One goal of the Transparency Project is to provide balanced and accurate information about the family courts, so people can make up their own minds on topics that often (rightly) provoke debate, or even protest.

This can feel particularly useful if the press have just covered a family court decision, reaching a lot of people with their story, yet offering only a partial, or even an inaccurate account.

Responses in the comments section after such pieces tend to be dominated by rage at ‘the latest family court injustice’, with a few tentative voices wondering if they’ve really heard the whole story.

If a judgment has been published (at http://www.bailli.org or sometimes http://www.judiciarygov.uk/judgments), it can be useful to set out key facts or judicial findings from it that have been left out of the news story, to allow a more balanced view; or even to link to the full judgment.

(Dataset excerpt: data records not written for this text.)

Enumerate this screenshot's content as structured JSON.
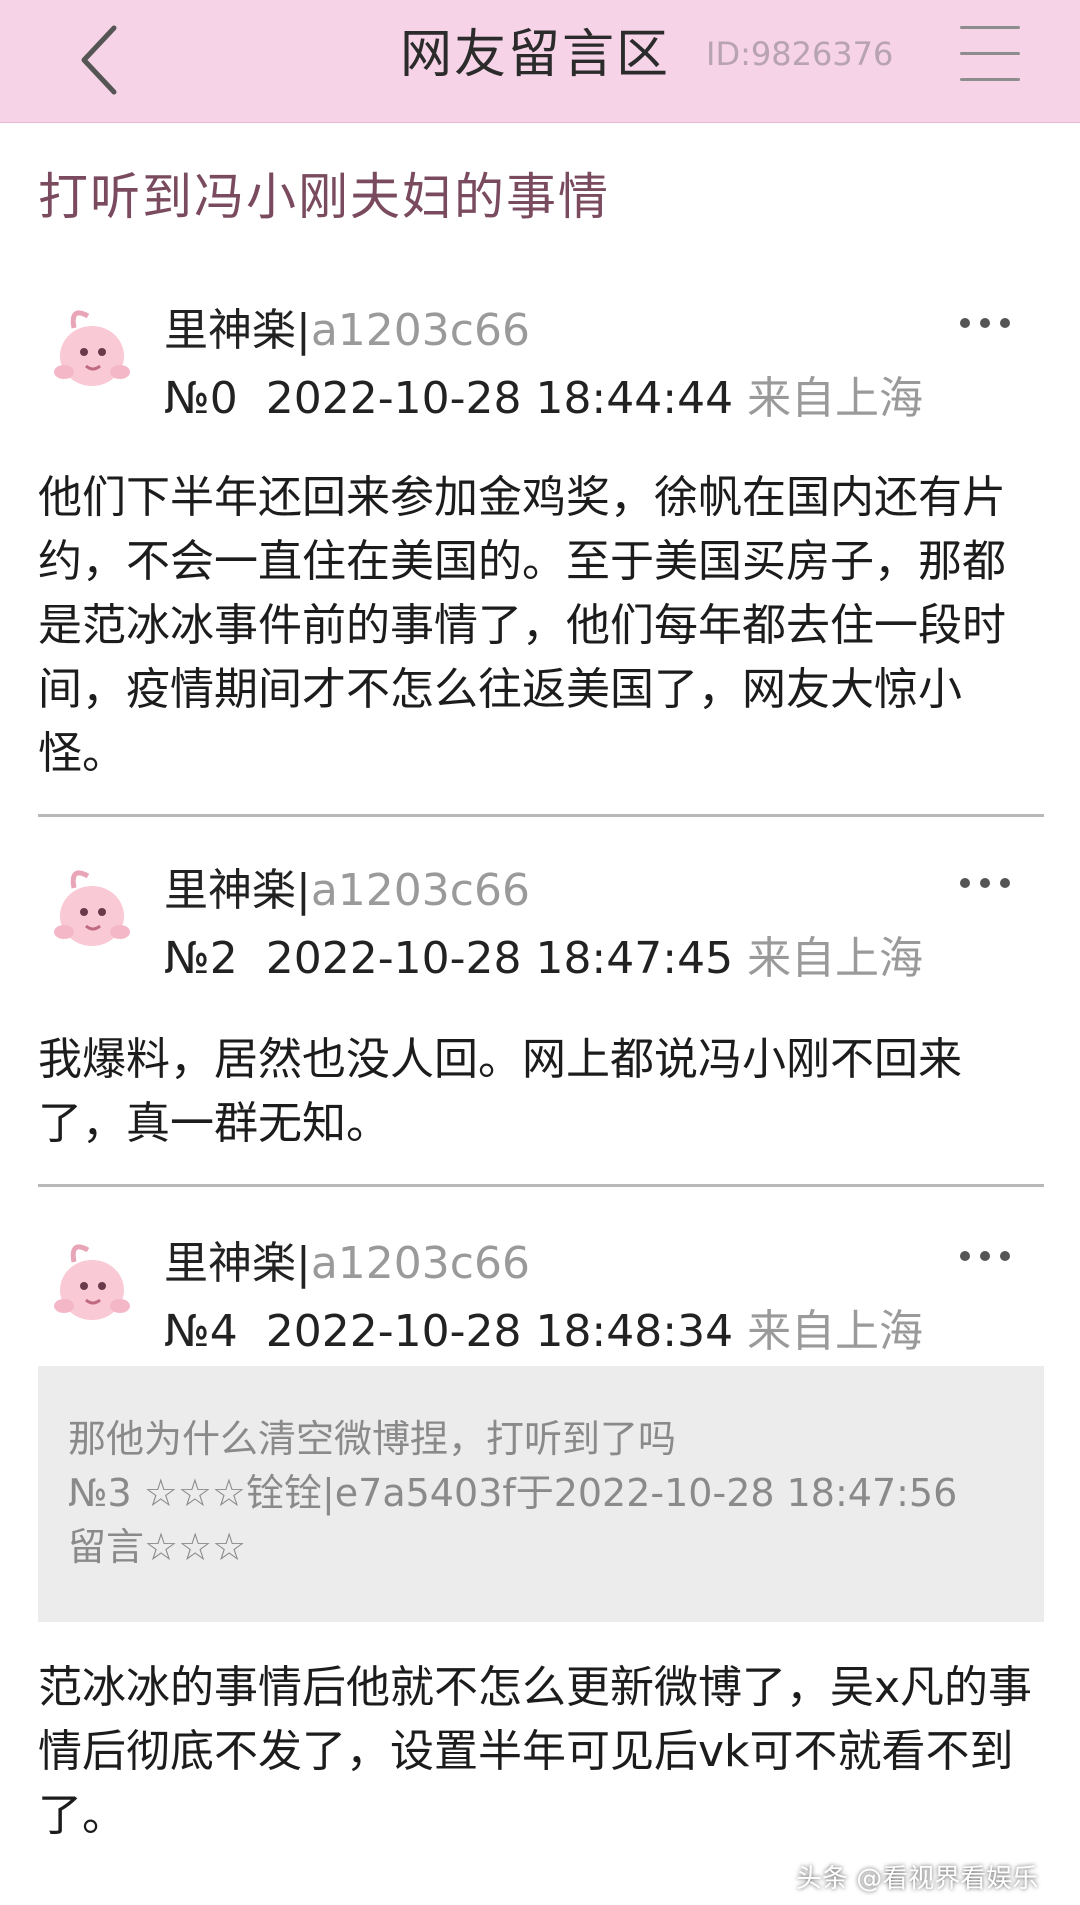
{
  "header": {
    "title": "网友留言区",
    "thread_id": "ID:9826376"
  },
  "thread_title": "打听到冯小刚夫妇的事情",
  "posts": [
    {
      "author": "里神楽",
      "uid": "a1203c66",
      "floor": "№0",
      "time": "2022-10-28 18:44:44",
      "location": "来自上海",
      "body": "他们下半年还回来参加金鸡奖，徐帆在国内还有片约，不会一直住在美国的。至于美国买房子，那都是范冰冰事件前的事情了，他们每年都去住一段时间，疫情期间才不怎么往返美国了，网友大惊小怪。"
    },
    {
      "author": "里神楽",
      "uid": "a1203c66",
      "floor": "№2",
      "time": "2022-10-28 18:47:45",
      "location": "来自上海",
      "body": "我爆料，居然也没人回。网上都说冯小刚不回来了，真一群无知。"
    },
    {
      "author": "里神楽",
      "uid": "a1203c66",
      "floor": "№4",
      "time": "2022-10-28 18:48:34",
      "location": "来自上海",
      "quote": {
        "line1": "那他为什么清空微博捏，打听到了吗",
        "line2": "№3 ☆☆☆铨铨|e7a5403f于2022-10-28 18:47:56",
        "line3": "留言☆☆☆"
      },
      "body": "范冰冰的事情后他就不怎么更新微博了，吴x凡的事情后彻底不发了，设置半年可见后vk可不就看不到了。"
    }
  ],
  "watermark": "头条 @看视界看娱乐",
  "colors": {
    "header_bg": "#f6d3e6",
    "thread_title": "#7a4a5e",
    "muted": "#9a9a9a",
    "quote_bg": "#ececec"
  },
  "icons": {
    "back": "chevron-left-icon",
    "menu": "hamburger-menu-icon",
    "more": "more-dots-icon",
    "avatar": "pink-creature-avatar"
  }
}
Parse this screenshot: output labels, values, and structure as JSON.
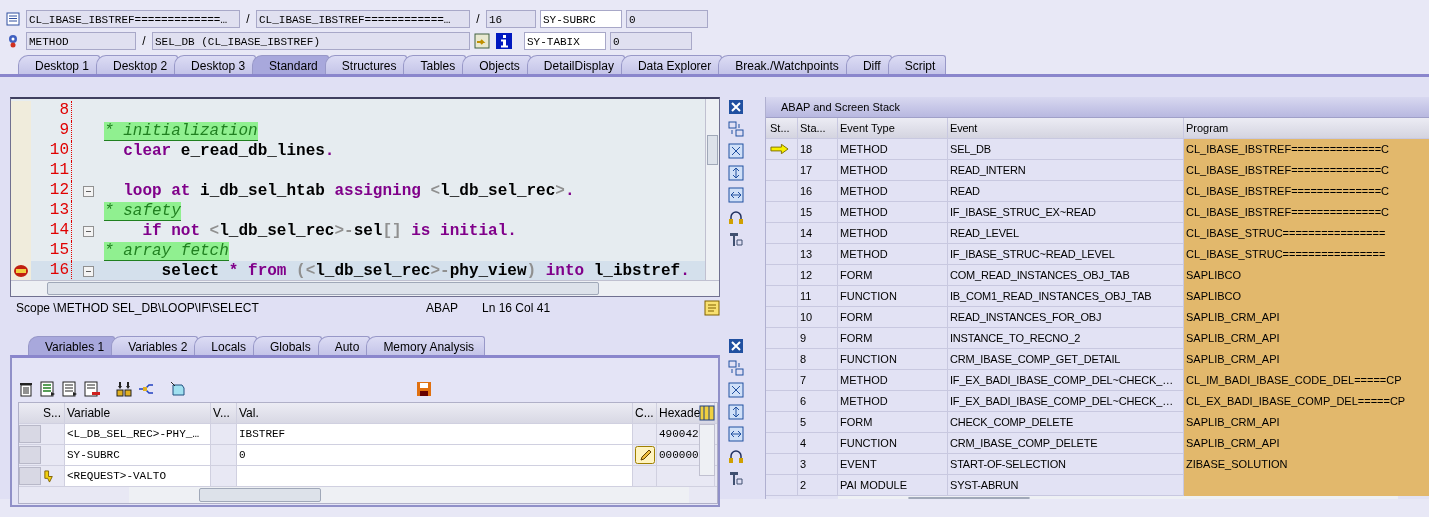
{
  "header": {
    "program_line": {
      "program": "CL_IBASE_IBSTREF=============…",
      "separator_1": "/",
      "include": "CL_IBASE_IBSTREF============…",
      "separator_2": "/",
      "line": "16",
      "system_field": "SY-SUBRC",
      "system_value": "0"
    },
    "event_line": {
      "event_type": "METHOD",
      "separator": "/",
      "event": "SEL_DB (CL_IBASE_IBSTREF)",
      "system_field": "SY-TABIX",
      "system_value": "0"
    }
  },
  "tabs": [
    {
      "label": "Desktop 1",
      "selected": false
    },
    {
      "label": "Desktop 2",
      "selected": false
    },
    {
      "label": "Desktop 3",
      "selected": false
    },
    {
      "label": "Standard",
      "selected": true
    },
    {
      "label": "Structures",
      "selected": false
    },
    {
      "label": "Tables",
      "selected": false
    },
    {
      "label": "Objects",
      "selected": false
    },
    {
      "label": "DetailDisplay",
      "selected": false
    },
    {
      "label": "Data Explorer",
      "selected": false
    },
    {
      "label": "Break./Watchpoints",
      "selected": false
    },
    {
      "label": "Diff",
      "selected": false
    },
    {
      "label": "Script",
      "selected": false
    }
  ],
  "editor": {
    "lines": [
      {
        "number": "8",
        "fold": false,
        "current": false
      },
      {
        "number": "9",
        "fold": false,
        "current": false,
        "segments": [
          {
            "kind": "comment",
            "text": "* initialization"
          }
        ]
      },
      {
        "number": "10",
        "fold": false,
        "current": false,
        "segments": [
          {
            "kind": "kw",
            "text": "  clear"
          },
          {
            "kind": "id",
            "text": " e_read_db_lines"
          },
          {
            "kind": "kw",
            "text": "."
          }
        ]
      },
      {
        "number": "11",
        "fold": false,
        "current": false
      },
      {
        "number": "12",
        "fold": true,
        "current": false,
        "segments": [
          {
            "kind": "kw",
            "text": "  loop at"
          },
          {
            "kind": "id",
            "text": " i_db_sel_htab "
          },
          {
            "kind": "kw",
            "text": "assigning"
          },
          {
            "kind": "op",
            "text": " <"
          },
          {
            "kind": "id",
            "text": "l_db_sel_rec"
          },
          {
            "kind": "op",
            "text": ">"
          },
          {
            "kind": "kw",
            "text": "."
          }
        ]
      },
      {
        "number": "13",
        "fold": false,
        "current": false,
        "segments": [
          {
            "kind": "comment",
            "text": "* safety"
          }
        ]
      },
      {
        "number": "14",
        "fold": true,
        "current": false,
        "segments": [
          {
            "kind": "kw",
            "text": "    if not"
          },
          {
            "kind": "op",
            "text": " <"
          },
          {
            "kind": "id",
            "text": "l_db_sel_rec"
          },
          {
            "kind": "op",
            "text": ">-"
          },
          {
            "kind": "id",
            "text": "sel"
          },
          {
            "kind": "op",
            "text": "[]"
          },
          {
            "kind": "kw",
            "text": " is initial."
          }
        ]
      },
      {
        "number": "15",
        "fold": false,
        "current": false,
        "segments": [
          {
            "kind": "comment",
            "text": "* array fetch"
          }
        ]
      },
      {
        "number": "16",
        "fold": true,
        "current": true,
        "segments": [
          {
            "kind": "id",
            "text": "      select"
          },
          {
            "kind": "kw",
            "text": " * from"
          },
          {
            "kind": "op",
            "text": " (<"
          },
          {
            "kind": "id",
            "text": "l_db_sel_rec"
          },
          {
            "kind": "op",
            "text": ">-"
          },
          {
            "kind": "id",
            "text": "phy_view"
          },
          {
            "kind": "op",
            "text": ")"
          },
          {
            "kind": "kw",
            "text": " into"
          },
          {
            "kind": "id",
            "text": " l_ibstref"
          },
          {
            "kind": "kw",
            "text": "."
          }
        ]
      }
    ],
    "status": {
      "scope": "Scope \\METHOD SEL_DB\\LOOP\\IF\\SELECT",
      "language": "ABAP",
      "position": "Ln  16 Col  41"
    }
  },
  "variables": {
    "tabs": [
      {
        "label": "Variables 1",
        "selected": true
      },
      {
        "label": "Variables 2",
        "selected": false
      },
      {
        "label": "Locals",
        "selected": false
      },
      {
        "label": "Globals",
        "selected": false
      },
      {
        "label": "Auto",
        "selected": false
      },
      {
        "label": "Memory Analysis",
        "selected": false
      }
    ],
    "columns": [
      "S...",
      "Variable",
      "V...",
      "Val.",
      "C...",
      "Hexade"
    ],
    "rows": [
      {
        "changed": false,
        "variable": "<L_DB_SEL_REC>-PHY_…",
        "value": "IBSTREF",
        "editable": false,
        "hex": "490042"
      },
      {
        "changed": false,
        "variable": "SY-SUBRC",
        "value": "0",
        "editable": true,
        "hex": "000000"
      },
      {
        "changed": true,
        "variable": "<REQUEST>-VALTO",
        "editable": false
      }
    ]
  },
  "stack": {
    "title": "ABAP and Screen Stack",
    "columns": [
      "St...",
      "Sta...",
      "Event Type",
      "Event",
      "Program"
    ],
    "rows": [
      {
        "current": true,
        "level": "18",
        "event_type": "METHOD",
        "event": "SEL_DB",
        "program": "CL_IBASE_IBSTREF==============C"
      },
      {
        "current": false,
        "level": "17",
        "event_type": "METHOD",
        "event": "READ_INTERN",
        "program": "CL_IBASE_IBSTREF==============C"
      },
      {
        "current": false,
        "level": "16",
        "event_type": "METHOD",
        "event": "READ",
        "program": "CL_IBASE_IBSTREF==============C"
      },
      {
        "current": false,
        "level": "15",
        "event_type": "METHOD",
        "event": "IF_IBASE_STRUC_EX~READ",
        "program": "CL_IBASE_IBSTREF==============C"
      },
      {
        "current": false,
        "level": "14",
        "event_type": "METHOD",
        "event": "READ_LEVEL",
        "program": "CL_IBASE_STRUC================"
      },
      {
        "current": false,
        "level": "13",
        "event_type": "METHOD",
        "event": "IF_IBASE_STRUC~READ_LEVEL",
        "program": "CL_IBASE_STRUC================"
      },
      {
        "current": false,
        "level": "12",
        "event_type": "FORM",
        "event": "COM_READ_INSTANCES_OBJ_TAB",
        "program": "SAPLIBCO"
      },
      {
        "current": false,
        "level": "11",
        "event_type": "FUNCTION",
        "event": "IB_COM1_READ_INSTANCES_OBJ_TAB",
        "program": "SAPLIBCO"
      },
      {
        "current": false,
        "level": "10",
        "event_type": "FORM",
        "event": "READ_INSTANCES_FOR_OBJ",
        "program": "SAPLIB_CRM_API"
      },
      {
        "current": false,
        "level": "9",
        "event_type": "FORM",
        "event": "INSTANCE_TO_RECNO_2",
        "program": "SAPLIB_CRM_API"
      },
      {
        "current": false,
        "level": "8",
        "event_type": "FUNCTION",
        "event": "CRM_IBASE_COMP_GET_DETAIL",
        "program": "SAPLIB_CRM_API"
      },
      {
        "current": false,
        "level": "7",
        "event_type": "METHOD",
        "event": "IF_EX_BADI_IBASE_COMP_DEL~CHECK_…",
        "program": "CL_IM_BADI_IBASE_CODE_DEL=====CP"
      },
      {
        "current": false,
        "level": "6",
        "event_type": "METHOD",
        "event": "IF_EX_BADI_IBASE_COMP_DEL~CHECK_…",
        "program": "CL_EX_BADI_IBASE_COMP_DEL=====CP"
      },
      {
        "current": false,
        "level": "5",
        "event_type": "FORM",
        "event": "CHECK_COMP_DELETE",
        "program": "SAPLIB_CRM_API"
      },
      {
        "current": false,
        "level": "4",
        "event_type": "FUNCTION",
        "event": "CRM_IBASE_COMP_DELETE",
        "program": "SAPLIB_CRM_API"
      },
      {
        "current": false,
        "level": "3",
        "event_type": "EVENT",
        "event": "START-OF-SELECTION",
        "program": "ZIBASE_SOLUTION"
      },
      {
        "current": false,
        "level": "2",
        "event_type": "PAI MODULE",
        "event": "SYST-ABRUN"
      }
    ]
  }
}
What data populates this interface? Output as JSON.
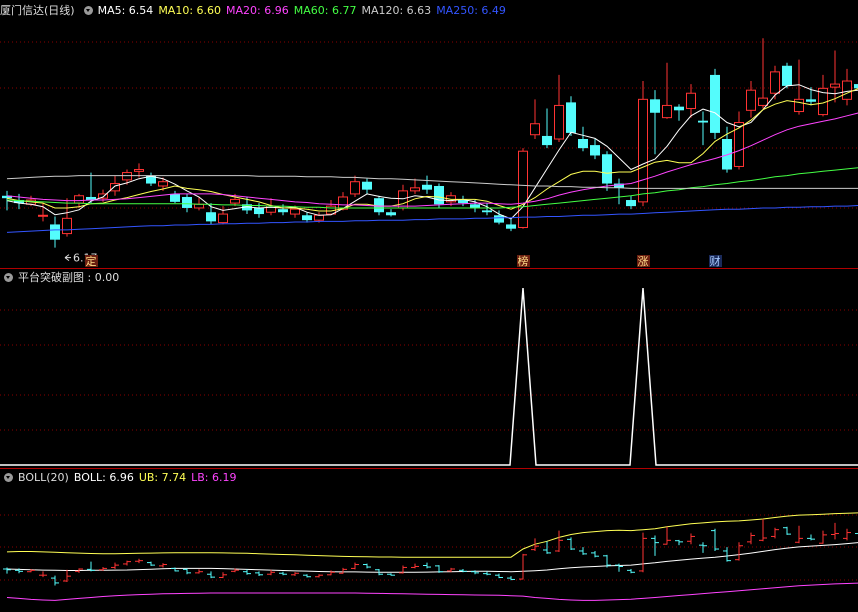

Under the Transparency Guidance on Publication of Judgments 2014: Link, judgments are routinely anonymised in relation to the child and other family members (though not the lawyers or experts, including social workers and guardians). This isn’t always adequate (see discussion of ‘jigsaw identification’ here: Link) but it’s a crucial bottom line.

Yet when a major newspaper reports the story of a family court decision, leaving out key relevant facts and findings; and identifies the family members, it creates a dilemma.

Do you leave the controversial family court decision reported in an unbalanced and therefore inaccurate way?

Or publish relevant details from the judgment (even if not actually linking to it) but in so doing, enable the public to potentially link private, perhaps distressing details of parenting deficits and family life, to real, identifiable people; something unintended by the Judge, when directing publication of the anonymised judgment.

Paragraph 21 of the Transparency Guidance makes clear that any failure to ‘strictly preserve the anonymity of the children and members of their family in any published version of the judgement’ will be a contempt of court.

It seems clear to me that the spirit, if not the letter of the Guidance inhibits linking to the Judgment; or even quoting its intimate details in these circumstances.

For the child (and also those adults) who didn’t choose to ‘go public’; but perhaps also for the aggrieved adults who did but who could only be further distressed by being linked as named individuals to the details of the judgement.

A wider cross section of the media being willing to report decisions that matter immensely to families across England and Wales, in a balanced, sensitive and accurate way, might go some way towards addressing this dilemma.